REVISITING THE `HERESY' OF THE MOMMY TRACK

Felice Schwartz has been out talking to corporations about women's issues since 1958, and for a long time felt herself to be on very sure ground.

So when she decided to speak out on a forbidden corporate topic - the biological fact that women have babies and the social fact that they work and have careers - she chose to do it in an influential and widely read forum.

"The cost of employing women in management is greater than the cost of employing men, ' was her opening sentence of an article published three years ago in the august Harvard Business Review. "This is a jarring statement," she continued, "partly because it is true, but mostly because it is something people are reluctant to talk about."

Schwartz, founder of Catalyst, a nonprofit education and research group based in New York, soon found that if people were reluctant to talk about women, work and babies, they were not reluctant to talk about her.

For a few months she rode uncomfortably in the wash of the notorious "mommy track" controversy, accused of proposing a gender-based caste system designed to keep women barefoot, pregnant and at the edge of the fast track.

Now, she hopes to put the issue to rest. She has written a book, "Breaking With Tradition: Women and Work, the New Facts of Life," which reflects on her vision of the egalitarian corporation.

"I was the one of the first victims of political correctness," she said in a recent interview. "I dared to violate the party line that women are not different from men." She was accused of undermining 20 years of legal gains for women and making discrimination easier.

She still thinks family issues are spoken of in whispers because male executives fear litigation and being seen as tyrannical.
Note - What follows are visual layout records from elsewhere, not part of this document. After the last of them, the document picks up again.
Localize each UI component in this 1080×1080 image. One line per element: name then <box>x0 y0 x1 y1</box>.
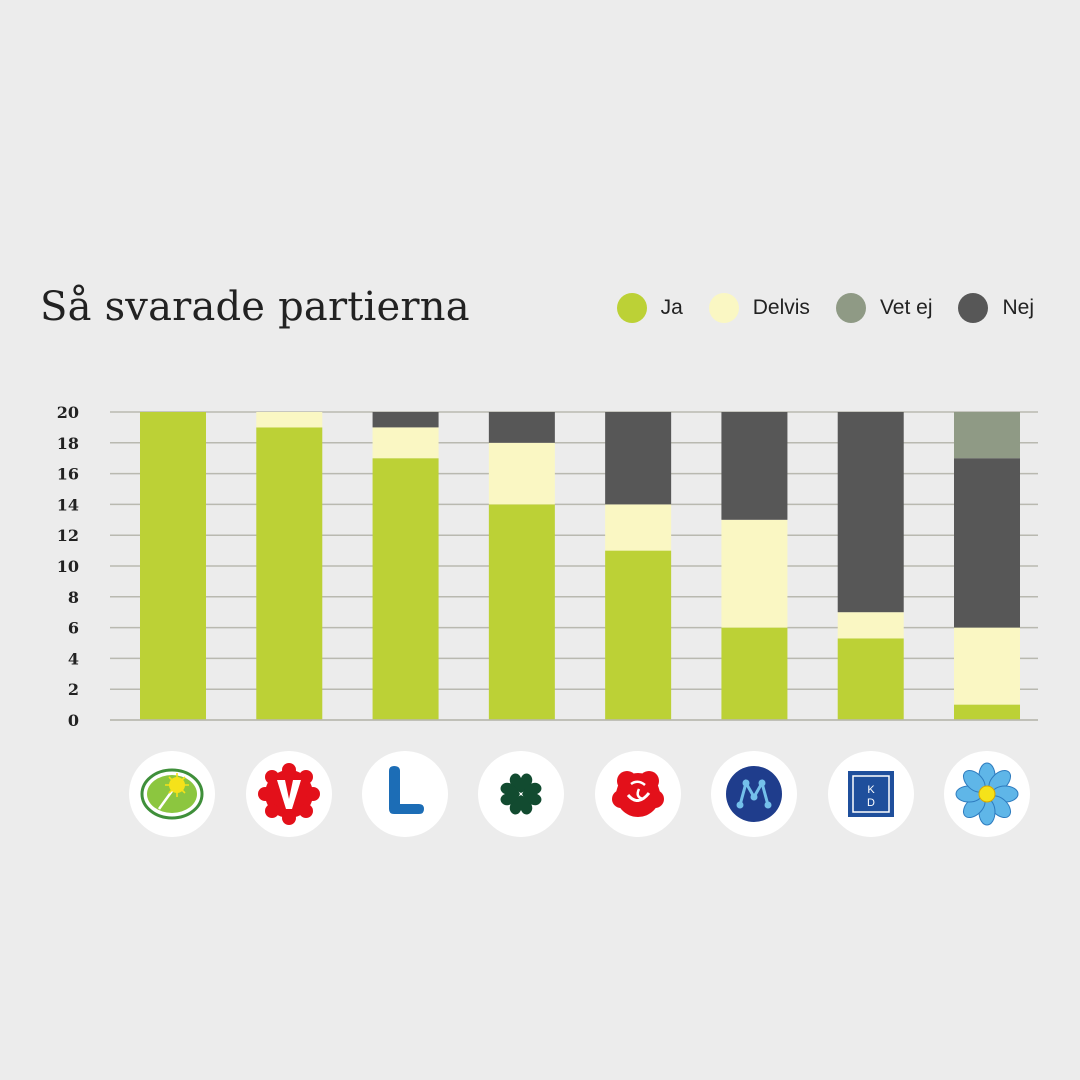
y-tick-label: 20 <box>57 403 79 422</box>
vansterpartiet-logo-icon <box>246 751 332 837</box>
bar-segment-c-delvis <box>488 442 555 505</box>
y-tick-label: 10 <box>57 557 79 576</box>
bar-segment-l-ja <box>372 458 439 720</box>
bar-segment-l-delvis <box>372 427 439 459</box>
centerpartiet-logo-icon <box>478 751 564 837</box>
y-tick-label: 18 <box>57 434 79 453</box>
bar-segment-mp-ja <box>140 412 206 720</box>
bar-segment-sd-nej <box>954 458 1020 628</box>
legend: Ja Delvis Vet ej Nej <box>616 293 1034 323</box>
y-tick-label: 4 <box>68 649 79 668</box>
bar-segment-sd-vet-ej <box>954 412 1020 459</box>
legend-item-vet-ej: Vet ej <box>835 293 933 323</box>
sverigedemokraterna-logo-icon <box>944 751 1030 837</box>
y-tick-label: 8 <box>68 588 79 607</box>
liberalerna-logo-icon <box>362 751 448 837</box>
stacked-bar-chart: 0 2 4 6 8 10 12 14 16 18 20 <box>57 403 1038 730</box>
bar-segment-s-delvis <box>605 504 672 551</box>
legend-swatch-nej <box>958 293 989 323</box>
bar-segment-c-ja <box>488 504 555 720</box>
legend-swatch-delvis <box>708 293 739 323</box>
bar-segment-kd-delvis <box>837 612 904 639</box>
y-tick-label: 16 <box>57 465 79 484</box>
y-tick-label: 2 <box>68 680 79 699</box>
legend-label-nej: Nej <box>1002 296 1034 319</box>
bar-segment-v-ja <box>256 427 323 720</box>
bar-segment-kd-nej <box>837 412 904 613</box>
y-tick-label: 12 <box>57 526 79 545</box>
bar-segment-m-nej <box>721 412 788 520</box>
legend-swatch-ja <box>616 293 647 323</box>
bar-segment-sd-ja <box>954 704 1020 720</box>
legend-label-vet-ej: Vet ej <box>879 296 933 319</box>
kd-logo-text: K <box>867 784 875 796</box>
bar-segment-m-delvis <box>721 519 788 628</box>
bar-segment-l-nej <box>372 412 439 428</box>
bar-segment-s-nej <box>605 412 672 505</box>
y-tick-label: 0 <box>68 711 79 730</box>
miljopartiet-logo-icon <box>129 751 215 837</box>
legend-item-ja: Ja <box>616 293 683 323</box>
legend-label-delvis: Delvis <box>752 296 810 319</box>
chart-title: Så svarade partierna <box>40 284 470 330</box>
bar-segment-sd-delvis <box>954 627 1020 705</box>
kristdemokraterna-logo-icon: K D <box>828 751 914 837</box>
y-tick-label: 6 <box>68 619 79 638</box>
legend-swatch-vet-ej <box>835 293 866 323</box>
legend-item-nej: Nej <box>958 293 1034 323</box>
bar-segment-s-ja <box>605 550 672 720</box>
bar-segment-kd-ja <box>837 638 904 720</box>
bar-segment-v-delvis <box>256 412 323 428</box>
legend-item-delvis: Delvis <box>708 293 810 323</box>
y-tick-label: 14 <box>57 495 79 514</box>
bar-segment-m-ja <box>721 627 788 720</box>
svg-text:D: D <box>867 797 875 809</box>
bar-segment-c-nej <box>488 412 555 443</box>
socialdemokraterna-logo-icon <box>595 751 681 837</box>
legend-label-ja: Ja <box>660 296 683 319</box>
moderaterna-logo-icon <box>711 751 797 837</box>
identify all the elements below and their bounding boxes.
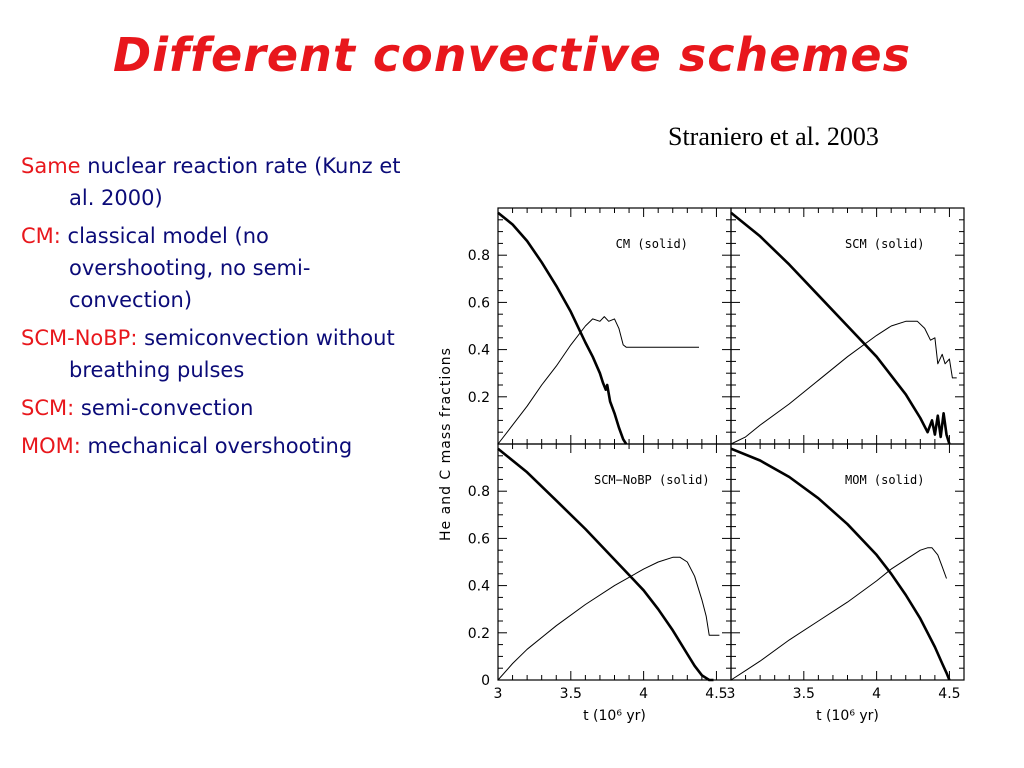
x-tick-label: 3.5	[793, 686, 815, 702]
y-tick-label: 0.2	[468, 626, 490, 642]
bullet-lead: MOM:	[21, 434, 81, 458]
bullet-lead: Same	[21, 154, 81, 178]
solid-series-line	[497, 447, 714, 682]
citation: Straniero et al. 2003	[668, 122, 879, 151]
bullet-lead: SCM:	[21, 396, 75, 420]
x-tick-label: 3	[727, 686, 736, 702]
y-axis-label: He and C mass fractions	[438, 347, 454, 541]
y-tick-label: 0	[481, 673, 490, 689]
y-tick-label: 0.8	[468, 484, 490, 500]
panel-frame	[497, 207, 732, 445]
y-tick-label: 0.6	[468, 295, 490, 311]
thin-series-line	[497, 316, 699, 445]
x-tick-label: 4	[872, 686, 881, 702]
y-tick-label: 0.4	[468, 579, 490, 595]
bullet-list: Same nuclear reaction rate (Kunz et al. …	[21, 150, 401, 468]
bullet-desc: classical model (no overshooting, no sem…	[67, 224, 311, 312]
bullet-desc: nuclear reaction rate (Kunz et al. 2000)	[69, 154, 401, 210]
convective-schemes-chart: CM (solid) SCM (solid) SCM−NoBP (solid) MOM…	[438, 207, 965, 724]
x-tick-label: 3.5	[560, 686, 582, 702]
y-tick-label: 0.8	[468, 248, 490, 264]
bullet-item: SCM: semi-convection	[21, 392, 401, 424]
x-axis-label: t (10⁶ yr)	[583, 708, 646, 724]
thin-series-line	[497, 556, 720, 681]
slide-title: Different convective schemes	[113, 28, 911, 82]
bullet-item: SCM-NoBP: semiconvection without breathi…	[21, 322, 401, 386]
y-tick-label: 0.2	[468, 390, 490, 406]
bullet-lead: CM:	[21, 224, 61, 248]
thin-series-line	[730, 320, 957, 445]
bullet-desc: semi-convection	[80, 396, 254, 420]
panel-label: CM (solid)	[616, 237, 688, 251]
solid-series-line	[730, 447, 951, 681]
y-tick-label: 0.6	[468, 531, 490, 547]
bullet-item: Same nuclear reaction rate (Kunz et al. …	[21, 150, 401, 214]
solid-series-line	[497, 211, 628, 445]
thin-series-line	[730, 547, 947, 681]
x-tick-label: 4.5	[705, 686, 727, 702]
x-tick-label: 3	[494, 686, 503, 702]
panel-label: SCM−NoBP (solid)	[594, 473, 710, 487]
y-tick-label: 0.4	[468, 343, 490, 359]
bullet-lead: SCM-NoBP:	[21, 326, 138, 350]
x-tick-label: 4	[639, 686, 648, 702]
solid-series-line	[730, 211, 951, 445]
panel-label: MOM (solid)	[845, 473, 924, 487]
bullet-item: MOM: mechanical overshooting	[21, 430, 401, 462]
x-tick-label: 4.5	[938, 686, 960, 702]
bullet-item: CM: classical model (no overshooting, no…	[21, 220, 401, 316]
panel-label: SCM (solid)	[845, 237, 924, 251]
x-axis-label: t (10⁶ yr)	[816, 708, 879, 724]
bullet-desc: semiconvection without breathing pulses	[69, 326, 395, 382]
bullet-desc: mechanical overshooting	[87, 434, 353, 458]
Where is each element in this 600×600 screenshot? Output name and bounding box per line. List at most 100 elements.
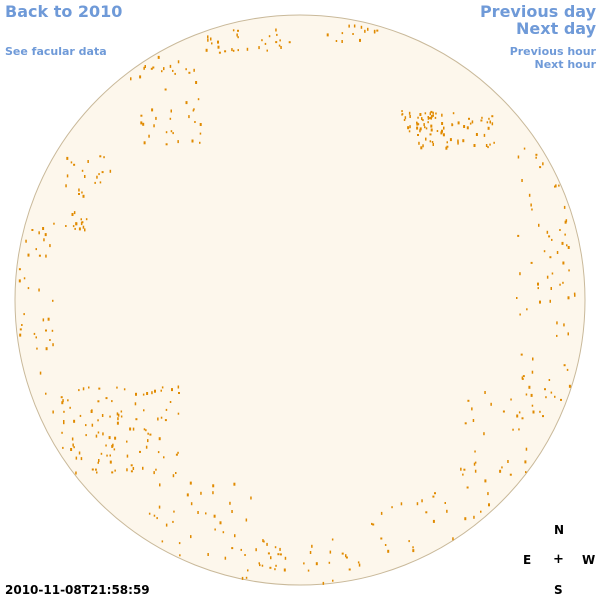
facular-spot — [424, 112, 427, 115]
facular-spot — [205, 512, 207, 515]
facular-spot — [449, 138, 452, 142]
facular-spot — [530, 261, 533, 264]
facular-spot — [157, 417, 159, 421]
facular-spot — [266, 542, 268, 546]
facular-spot — [277, 553, 280, 556]
facular-spot — [171, 388, 173, 392]
facular-spot — [177, 60, 180, 64]
facular-spot — [262, 539, 264, 543]
facular-spot — [61, 431, 63, 434]
facular-spot — [546, 230, 549, 234]
facular-spot — [401, 110, 403, 113]
facular-spot — [517, 155, 520, 159]
facular-spot — [432, 114, 434, 117]
facular-spot — [53, 222, 55, 225]
facular-spot — [42, 318, 45, 322]
next-day-link[interactable]: Next day — [516, 19, 596, 38]
facular-spot — [567, 246, 570, 249]
facular-spot — [384, 544, 387, 546]
facular-spot — [169, 64, 172, 68]
facular-spot — [165, 143, 168, 146]
facular-spot — [160, 389, 162, 392]
facular-spot — [169, 401, 172, 403]
facular-spot — [45, 347, 48, 351]
facular-spot — [170, 130, 173, 133]
facular-spot — [279, 547, 281, 551]
facular-spot — [35, 336, 37, 339]
facular-spot — [73, 163, 76, 166]
facular-spot — [348, 24, 350, 28]
facular-spot — [430, 110, 433, 113]
facular-spot — [19, 333, 22, 337]
facular-spot — [27, 287, 30, 290]
facular-spot — [232, 29, 235, 32]
facular-spot — [441, 129, 443, 133]
facular-spot — [45, 329, 47, 332]
facular-spot — [535, 156, 537, 159]
facular-spot — [148, 134, 150, 138]
facular-spot — [371, 522, 373, 525]
facular-spot — [432, 519, 435, 523]
facular-spot — [473, 462, 476, 466]
facular-spot — [563, 364, 566, 367]
facular-spot — [229, 501, 231, 505]
facular-spot — [191, 139, 194, 143]
facular-spot — [149, 433, 152, 436]
facular-spot — [157, 55, 160, 59]
facular-spot — [179, 554, 181, 557]
facular-spot — [117, 413, 120, 417]
facular-spot — [174, 72, 176, 75]
facular-spot — [562, 261, 565, 265]
facular-spot — [23, 277, 26, 280]
facular-spot — [185, 68, 187, 71]
facular-spot — [25, 239, 27, 243]
facular-spot — [407, 126, 410, 130]
facular-spot — [434, 492, 436, 495]
facular-spot — [279, 553, 282, 556]
compass-east-label: E — [523, 553, 532, 567]
back-to-year-link[interactable]: Back to 2010 — [5, 2, 123, 21]
facular-spot — [417, 123, 420, 126]
facular-spot — [52, 410, 54, 414]
facular-spot — [170, 109, 172, 113]
facular-spot — [546, 275, 549, 279]
facular-spot — [85, 218, 88, 221]
facular-spot — [102, 432, 104, 436]
facular-spot — [549, 256, 552, 259]
facular-spot — [132, 427, 135, 431]
see-facular-data-link[interactable]: See facular data — [5, 45, 107, 58]
facular-spot — [524, 460, 527, 464]
facular-spot — [197, 98, 200, 101]
facular-spot — [200, 491, 202, 495]
facular-spot — [522, 375, 525, 378]
facular-spot — [140, 121, 143, 125]
facular-spot — [156, 517, 158, 520]
facular-spot — [49, 244, 51, 248]
facular-spot — [335, 40, 338, 42]
facular-spot — [457, 139, 459, 143]
facular-spot — [152, 66, 155, 69]
facular-spot — [258, 562, 260, 565]
compass-west-label: W — [582, 553, 596, 567]
facular-spot — [278, 44, 281, 47]
facular-spot — [114, 436, 117, 440]
facular-spot — [520, 353, 523, 356]
facular-spot — [556, 321, 558, 325]
facular-spot — [153, 471, 155, 475]
facular-spot — [429, 117, 431, 120]
facular-spot — [36, 347, 38, 350]
facular-spot — [537, 282, 539, 286]
facular-spot — [97, 419, 99, 422]
facular-spot — [185, 101, 188, 105]
facular-spot — [425, 137, 427, 141]
facular-spot — [401, 113, 403, 116]
facular-spot — [95, 434, 98, 438]
facular-spot — [548, 379, 551, 381]
facular-spot — [412, 546, 414, 549]
previous-hour-link[interactable]: Previous hour — [509, 45, 596, 58]
next-hour-link[interactable]: Next hour — [534, 58, 597, 71]
facular-spot — [462, 473, 464, 476]
facular-spot — [70, 161, 73, 164]
previous-day-link[interactable]: Previous day — [479, 2, 596, 21]
facular-spot — [258, 46, 260, 50]
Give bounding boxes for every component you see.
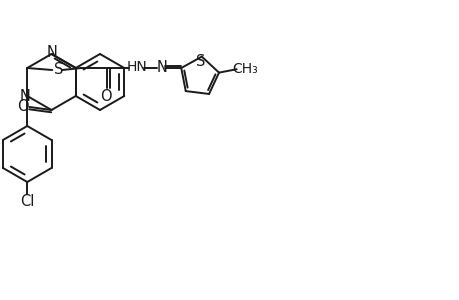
Text: HN: HN [127,60,147,74]
Text: S: S [53,61,63,76]
Text: N: N [47,44,58,59]
Text: N: N [157,59,168,74]
Text: S: S [196,54,205,69]
Text: O: O [17,98,28,113]
Text: Cl: Cl [20,194,34,208]
Text: N: N [20,88,31,104]
Text: CH₃: CH₃ [231,62,257,76]
Text: O: O [100,88,112,104]
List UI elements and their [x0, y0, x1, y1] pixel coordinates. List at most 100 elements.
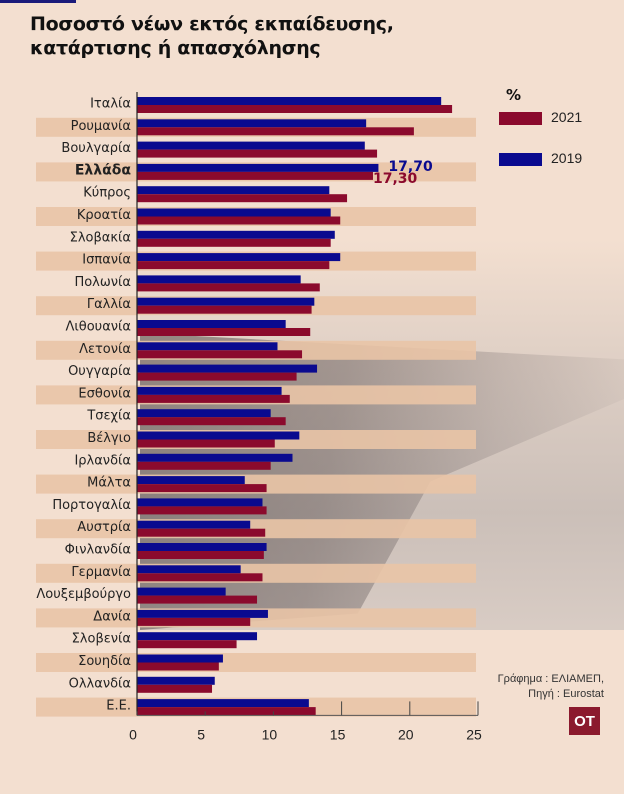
category-label: Κροατία — [77, 208, 131, 223]
x-tick-label: 20 — [398, 726, 414, 742]
bar-2021 — [137, 216, 341, 225]
x-tick-label: 10 — [262, 726, 278, 742]
bar-2021 — [137, 261, 330, 270]
bar-2021 — [137, 595, 258, 604]
category-label: Λουξεμβούργο — [36, 587, 131, 602]
bar-2021 — [137, 350, 303, 359]
category-label: Σουηδία — [78, 654, 131, 669]
bars — [137, 97, 453, 716]
category-label: Εσθονία — [78, 386, 131, 401]
category-label: Ολλανδία — [69, 676, 131, 691]
category-label: Βέλγιο — [87, 431, 131, 446]
accent-line — [0, 0, 76, 3]
bar-2021 — [137, 194, 348, 203]
category-label: Ουγγαρία — [68, 364, 131, 379]
bar-2021 — [137, 305, 312, 314]
category-label: Κύπρος — [83, 186, 131, 201]
category-label: Μάλτα — [87, 476, 131, 491]
legend-label-2019: 2019 — [551, 150, 583, 166]
category-label: Ιταλία — [90, 97, 131, 112]
bar-2021 — [137, 573, 263, 582]
bar-2021 — [137, 551, 264, 559]
bar-2021 — [137, 394, 290, 403]
category-label: Λετονία — [79, 342, 131, 357]
category-label: Λιθουανία — [65, 320, 131, 335]
bar-2019 — [137, 431, 300, 440]
bar-2021 — [137, 171, 373, 180]
legend-unit: % — [506, 86, 522, 104]
category-label: Ισπανία — [82, 253, 131, 268]
bar-2019 — [137, 676, 215, 685]
bar-2019 — [137, 119, 367, 128]
data-label-2021: 17,30 — [373, 171, 418, 187]
bar-2019 — [137, 97, 442, 105]
bar-2019 — [137, 386, 282, 395]
source-line-1: Γράφημα : ΕΛΙΑΜΕΠ, — [497, 673, 604, 685]
bar-2019 — [137, 186, 330, 195]
category-label: Πορτογαλία — [52, 498, 131, 513]
title-line-2: κατάρτισης ή απασχόλησης — [30, 37, 321, 59]
category-labels: Ιταλία Ρουμανία Βουλγαρία Ελλάδα Κύπρος Κροατ… — [36, 97, 131, 714]
bar-2019 — [137, 141, 365, 150]
bar-2021 — [137, 617, 251, 626]
bar-2019 — [137, 632, 258, 641]
category-label: Ρουμανία — [71, 119, 131, 134]
x-tick-label: 5 — [197, 726, 205, 742]
bar-2019 — [137, 654, 223, 663]
legend-swatch-2021 — [499, 111, 542, 125]
x-tick-label: 15 — [330, 726, 346, 742]
data-label-2019: 17,70 — [388, 159, 433, 175]
bar-2019 — [137, 587, 226, 596]
bar-2019 — [137, 476, 245, 485]
bar-2019 — [137, 208, 331, 217]
category-label: Αυστρία — [77, 520, 131, 535]
bar-2021 — [137, 417, 286, 426]
bar-2019 — [137, 163, 379, 172]
bar-2019 — [137, 520, 251, 529]
bar-2021 — [137, 707, 316, 716]
bar-2019 — [137, 699, 309, 708]
bar-2021 — [137, 372, 297, 381]
bar-2021 — [137, 662, 219, 671]
bar-2021 — [137, 149, 378, 158]
category-label: Βουλγαρία — [61, 141, 131, 156]
category-label: Σλοβενία — [72, 632, 131, 647]
bar-2019 — [137, 543, 267, 551]
category-label: Τσεχία — [86, 409, 131, 424]
category-label: Γαλλία — [87, 297, 131, 312]
source-line-2: Πηγή : Eurostat — [528, 688, 604, 700]
category-label: Ελλάδα — [75, 162, 132, 178]
title-line-1: Ποσοστό νέων εκτός εκπαίδευσης, — [30, 13, 394, 35]
x-tick-label: 25 — [466, 726, 482, 742]
legend-item-2019: 2019 — [499, 150, 582, 166]
bar-2019 — [137, 498, 263, 507]
bar-2019 — [137, 609, 268, 618]
bar-2019 — [137, 342, 278, 351]
bar-2019 — [137, 230, 335, 239]
category-label: Ε.Ε. — [106, 699, 131, 714]
bar-2021 — [137, 506, 267, 515]
x-axis: 0 5 10 15 20 25 — [129, 92, 482, 742]
bar-2019 — [137, 320, 286, 328]
bar-2019 — [137, 565, 241, 574]
bar-2019 — [137, 253, 341, 262]
bar-2021 — [137, 484, 267, 493]
legend-label-2021: 2021 — [551, 109, 583, 125]
bar-2019 — [137, 364, 318, 373]
bar-2021 — [137, 461, 271, 470]
bar-2021 — [137, 328, 311, 336]
bar-2021 — [137, 105, 453, 113]
bar-2021 — [137, 283, 320, 292]
category-label: Φινλανδία — [65, 543, 131, 558]
category-label: Σλοβακία — [70, 230, 131, 245]
category-label: Πολωνία — [74, 275, 131, 290]
category-label: Γερμανία — [71, 565, 131, 580]
bar-2019 — [137, 409, 271, 418]
bar-2021 — [137, 640, 237, 649]
chart-title: Ποσοστό νέων εκτός εκπαίδευσης, κατάρτισ… — [30, 12, 394, 60]
ot-logo: OT — [569, 707, 600, 735]
x-tick-label: 0 — [129, 726, 137, 742]
legend-swatch-2019 — [499, 152, 542, 166]
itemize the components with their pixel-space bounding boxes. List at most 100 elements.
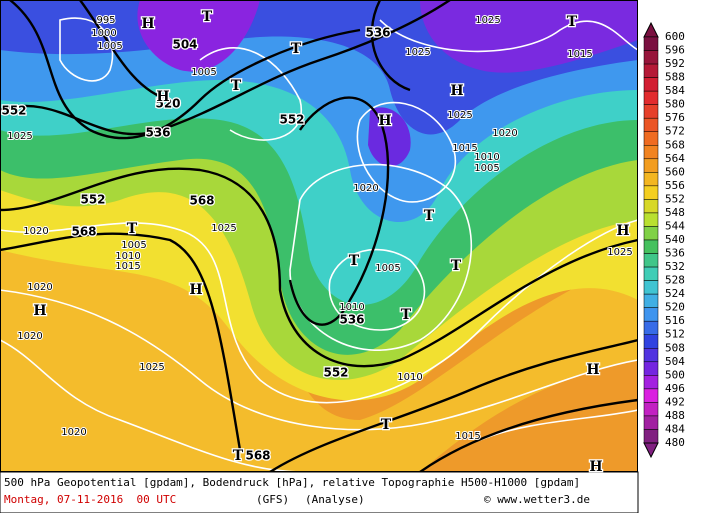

And it is still a fundamental fact of life that women have babies and a disproportionate responsibility for care of their children.

Schwartz's paradigm is not the pyramid, that traditional bottom-heavy structure of the corporate world. "Women bump their heads early against the sides of the pyramid," she said, citing the early results of a Catalyst study that demonstrates the difficulty women have jumping from "staff" positions in areas like human resources to "line", or "fast track," positions.

Instead of the pyramid, her chosen image is of a jungle gym, on which everyone, men included, can move laterally as well as up.

Dana Friedman, co-president of the Families and Work Institute, a nonprofit research group based in New York City, wrote a letter to the Harvard Business Review commending the article "for bringing motherhood out of the closet." The article, she said, was heretical.

But while acknowledging the cost of pregnancy leaves and other special arrangements, she argues now that it is misleading to look only at women's behavioral patterns. "There are several intriguing studies of men's life cycles, of how they pull in and out - but at different stages than women," she said.

"The United States is more dependent than ever on women in the work force," said Steven Clayton of the Work/Family Directions, a Boston consultant. "More and more companies see an ability to attract and retain women as central to their future competitiveness."